All eyes were on me now, all the guests facing me. I raised my borrowed sword, and like the older Knights had to
ld me would happen, like none of the wise men-not even Gileandos — could ever explain, the blade of the sword shimmered with a thousand colors: through greens and yellows and reds into others I cannot name because I had never seen them until this night.
Through it all, the choir sang a ceremonial hymn as old as the Age of Light:
"Beyond the wild, impartial skies
Have you set your lodgings,
In cantonments of stars, where the sword aspires
In an arc of yearning, where we join in singing."
From the dark, color-spangled hall, a man's voice- Fernando's, I believe-joined in the chorus. Then Bayard took up the song, and Father, and the others.
"Grant to him a warrior's rest
Above our singing, above song itself.
May the ages of peace converge in a day;
May he dwell in the heart of Paladine.
"And set the last spark of his eyes
In a fixed and holy place,
Above words and the borrowed land too loved
As we recount the ages."
I tried to join in, but the words shifted in and out of my recollection.
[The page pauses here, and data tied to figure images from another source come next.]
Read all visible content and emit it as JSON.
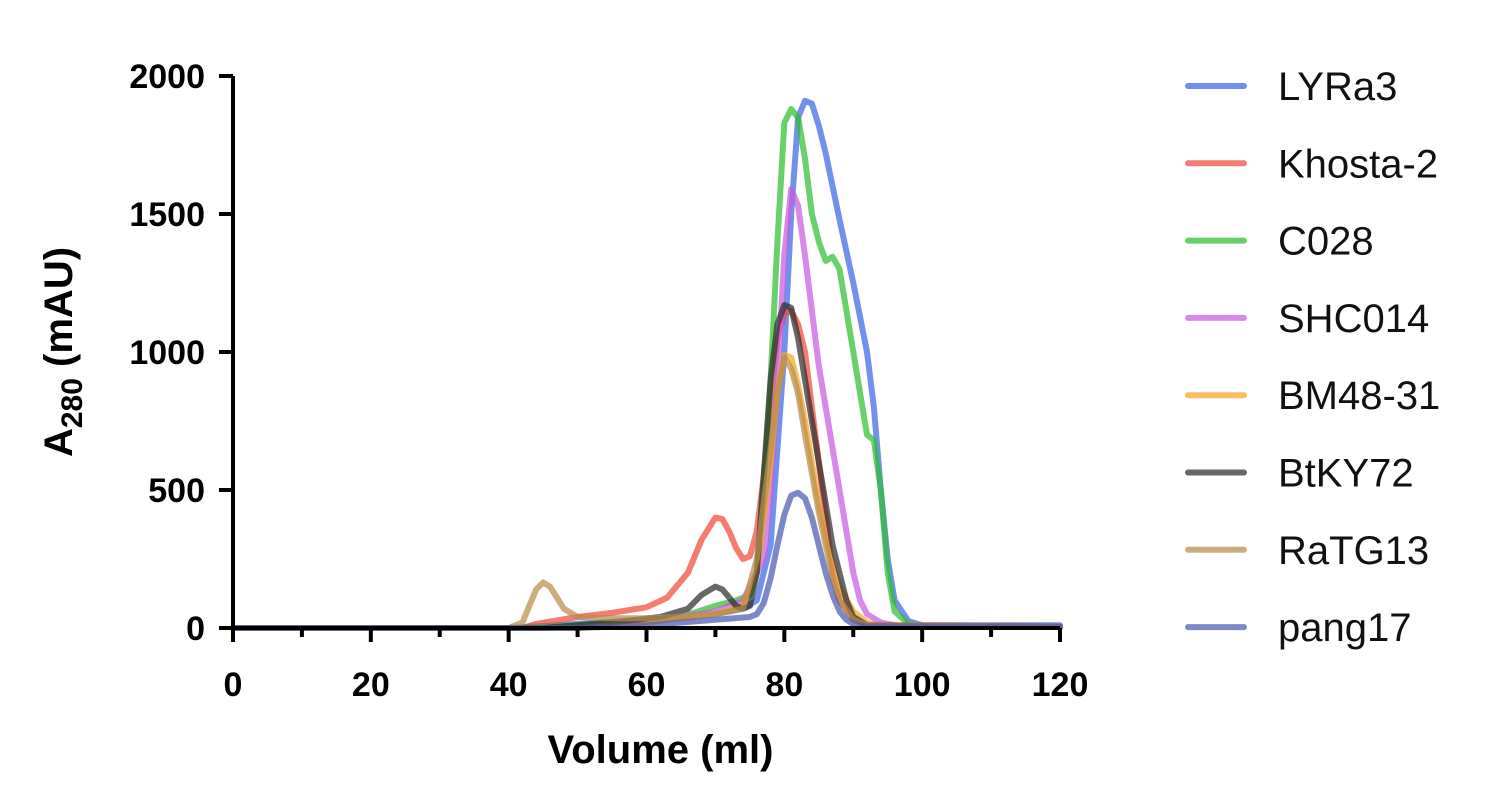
{
  "chart_data": {
    "type": "line",
    "xlabel": "Volume (ml)",
    "ylabel_main": "A",
    "ylabel_sub": "280",
    "ylabel_unit": " (mAU)",
    "xlim": [
      0,
      120
    ],
    "ylim": [
      0,
      2000
    ],
    "x_ticks": [
      0,
      20,
      40,
      60,
      80,
      100,
      120
    ],
    "x_minor_step": 10,
    "y_ticks": [
      0,
      500,
      1000,
      1500,
      2000
    ],
    "x_tick_labels": [
      "0",
      "20",
      "40",
      "60",
      "80",
      "100",
      "120"
    ],
    "y_tick_labels": [
      "0",
      "500",
      "1000",
      "1500",
      "2000"
    ],
    "grid": false,
    "legend_position": "right",
    "series": [
      {
        "name": "LYRa3",
        "color": "#3b66e6",
        "points": [
          [
            0,
            0
          ],
          [
            40,
            0
          ],
          [
            50,
            15
          ],
          [
            60,
            30
          ],
          [
            70,
            50
          ],
          [
            74,
            70
          ],
          [
            76,
            100
          ],
          [
            78,
            300
          ],
          [
            80,
            1000
          ],
          [
            81,
            1500
          ],
          [
            82,
            1850
          ],
          [
            83,
            1910
          ],
          [
            84,
            1900
          ],
          [
            85,
            1820
          ],
          [
            86,
            1720
          ],
          [
            88,
            1480
          ],
          [
            90,
            1250
          ],
          [
            92,
            1000
          ],
          [
            93,
            800
          ],
          [
            94,
            500
          ],
          [
            95,
            250
          ],
          [
            96,
            100
          ],
          [
            98,
            25
          ],
          [
            100,
            10
          ],
          [
            120,
            10
          ]
        ]
      },
      {
        "name": "Khosta-2",
        "color": "#f04a3a",
        "points": [
          [
            0,
            0
          ],
          [
            42,
            0
          ],
          [
            44,
            15
          ],
          [
            50,
            40
          ],
          [
            55,
            55
          ],
          [
            60,
            75
          ],
          [
            63,
            110
          ],
          [
            66,
            200
          ],
          [
            68,
            320
          ],
          [
            70,
            400
          ],
          [
            71,
            395
          ],
          [
            72,
            350
          ],
          [
            73,
            290
          ],
          [
            74,
            250
          ],
          [
            75,
            260
          ],
          [
            76,
            350
          ],
          [
            77,
            550
          ],
          [
            78,
            800
          ],
          [
            79,
            1050
          ],
          [
            80,
            1140
          ],
          [
            81,
            1150
          ],
          [
            82,
            1100
          ],
          [
            83,
            1000
          ],
          [
            84,
            800
          ],
          [
            85,
            600
          ],
          [
            86,
            400
          ],
          [
            87,
            200
          ],
          [
            88,
            100
          ],
          [
            90,
            30
          ],
          [
            92,
            10
          ],
          [
            120,
            5
          ]
        ]
      },
      {
        "name": "C028",
        "color": "#2fbf2f",
        "points": [
          [
            0,
            0
          ],
          [
            42,
            0
          ],
          [
            50,
            10
          ],
          [
            60,
            25
          ],
          [
            65,
            40
          ],
          [
            70,
            80
          ],
          [
            73,
            100
          ],
          [
            75,
            120
          ],
          [
            76,
            200
          ],
          [
            77,
            500
          ],
          [
            78,
            900
          ],
          [
            79,
            1400
          ],
          [
            80,
            1830
          ],
          [
            81,
            1880
          ],
          [
            82,
            1850
          ],
          [
            83,
            1700
          ],
          [
            84,
            1500
          ],
          [
            85,
            1400
          ],
          [
            86,
            1330
          ],
          [
            87,
            1345
          ],
          [
            88,
            1300
          ],
          [
            89,
            1150
          ],
          [
            90,
            1000
          ],
          [
            91,
            850
          ],
          [
            92,
            700
          ],
          [
            93,
            680
          ],
          [
            94,
            500
          ],
          [
            95,
            200
          ],
          [
            96,
            60
          ],
          [
            98,
            15
          ],
          [
            100,
            5
          ],
          [
            120,
            5
          ]
        ]
      },
      {
        "name": "SHC014",
        "color": "#c85ce0",
        "points": [
          [
            0,
            0
          ],
          [
            50,
            0
          ],
          [
            60,
            20
          ],
          [
            70,
            60
          ],
          [
            74,
            100
          ],
          [
            77,
            250
          ],
          [
            78,
            500
          ],
          [
            79,
            900
          ],
          [
            80,
            1350
          ],
          [
            81,
            1590
          ],
          [
            82,
            1530
          ],
          [
            83,
            1350
          ],
          [
            84,
            1150
          ],
          [
            85,
            950
          ],
          [
            86,
            800
          ],
          [
            87,
            650
          ],
          [
            88,
            500
          ],
          [
            89,
            350
          ],
          [
            90,
            200
          ],
          [
            91,
            100
          ],
          [
            92,
            50
          ],
          [
            94,
            20
          ],
          [
            96,
            10
          ],
          [
            120,
            5
          ]
        ]
      },
      {
        "name": "BM48-31",
        "color": "#f5a623",
        "points": [
          [
            0,
            0
          ],
          [
            50,
            0
          ],
          [
            60,
            20
          ],
          [
            70,
            50
          ],
          [
            74,
            80
          ],
          [
            76,
            200
          ],
          [
            78,
            600
          ],
          [
            79,
            850
          ],
          [
            80,
            990
          ],
          [
            81,
            980
          ],
          [
            82,
            880
          ],
          [
            83,
            750
          ],
          [
            84,
            600
          ],
          [
            85,
            450
          ],
          [
            86,
            330
          ],
          [
            87,
            230
          ],
          [
            88,
            150
          ],
          [
            90,
            60
          ],
          [
            92,
            20
          ],
          [
            94,
            5
          ],
          [
            120,
            5
          ]
        ]
      },
      {
        "name": "BtKY72",
        "color": "#2e2e2e",
        "points": [
          [
            0,
            0
          ],
          [
            45,
            0
          ],
          [
            55,
            20
          ],
          [
            62,
            40
          ],
          [
            66,
            70
          ],
          [
            68,
            120
          ],
          [
            70,
            150
          ],
          [
            71,
            140
          ],
          [
            72,
            110
          ],
          [
            73,
            80
          ],
          [
            74,
            70
          ],
          [
            75,
            80
          ],
          [
            76,
            200
          ],
          [
            77,
            550
          ],
          [
            78,
            900
          ],
          [
            79,
            1100
          ],
          [
            80,
            1170
          ],
          [
            81,
            1160
          ],
          [
            82,
            1050
          ],
          [
            83,
            900
          ],
          [
            84,
            750
          ],
          [
            85,
            600
          ],
          [
            86,
            450
          ],
          [
            87,
            300
          ],
          [
            88,
            200
          ],
          [
            89,
            100
          ],
          [
            90,
            40
          ],
          [
            92,
            10
          ],
          [
            120,
            5
          ]
        ]
      },
      {
        "name": "RaTG13",
        "color": "#b88e4c",
        "points": [
          [
            0,
            0
          ],
          [
            40,
            0
          ],
          [
            42,
            20
          ],
          [
            43,
            80
          ],
          [
            44,
            140
          ],
          [
            45,
            165
          ],
          [
            46,
            150
          ],
          [
            47,
            110
          ],
          [
            48,
            70
          ],
          [
            50,
            40
          ],
          [
            55,
            35
          ],
          [
            60,
            35
          ],
          [
            65,
            40
          ],
          [
            70,
            50
          ],
          [
            74,
            70
          ],
          [
            76,
            250
          ],
          [
            78,
            650
          ],
          [
            79,
            850
          ],
          [
            80,
            980
          ],
          [
            81,
            940
          ],
          [
            82,
            850
          ],
          [
            83,
            700
          ],
          [
            84,
            560
          ],
          [
            85,
            420
          ],
          [
            86,
            300
          ],
          [
            87,
            180
          ],
          [
            88,
            100
          ],
          [
            90,
            30
          ],
          [
            92,
            10
          ],
          [
            120,
            5
          ]
        ]
      },
      {
        "name": "pang17",
        "color": "#4a5cb0",
        "points": [
          [
            0,
            0
          ],
          [
            50,
            0
          ],
          [
            60,
            10
          ],
          [
            70,
            30
          ],
          [
            75,
            40
          ],
          [
            76,
            50
          ],
          [
            77,
            90
          ],
          [
            78,
            180
          ],
          [
            79,
            300
          ],
          [
            80,
            410
          ],
          [
            81,
            480
          ],
          [
            82,
            490
          ],
          [
            83,
            470
          ],
          [
            84,
            400
          ],
          [
            85,
            300
          ],
          [
            86,
            200
          ],
          [
            87,
            120
          ],
          [
            88,
            60
          ],
          [
            89,
            30
          ],
          [
            90,
            15
          ],
          [
            92,
            5
          ],
          [
            120,
            5
          ]
        ]
      }
    ]
  }
}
Instead of the images of the six ages of man, I remembered the scene at the heart of the stone: the Plainsmen, the pale hand, the knife at my brother's throat. The smell of old grasslands rose to meet me. That is the last thing I remember of the ceremonies.
It is only later I recall coming to, lying on the bed in my own quarters, my armor removed and arranged neatly on the table in front of me-no doubt the handiwork of young Raphael. There, surrounded by candles and silence, by my polished Solamnic trappings, I tried to sleep, and you would think it would be easy, having weathered a night and day of vigilance only to be assaulted hourly by spectral visitations.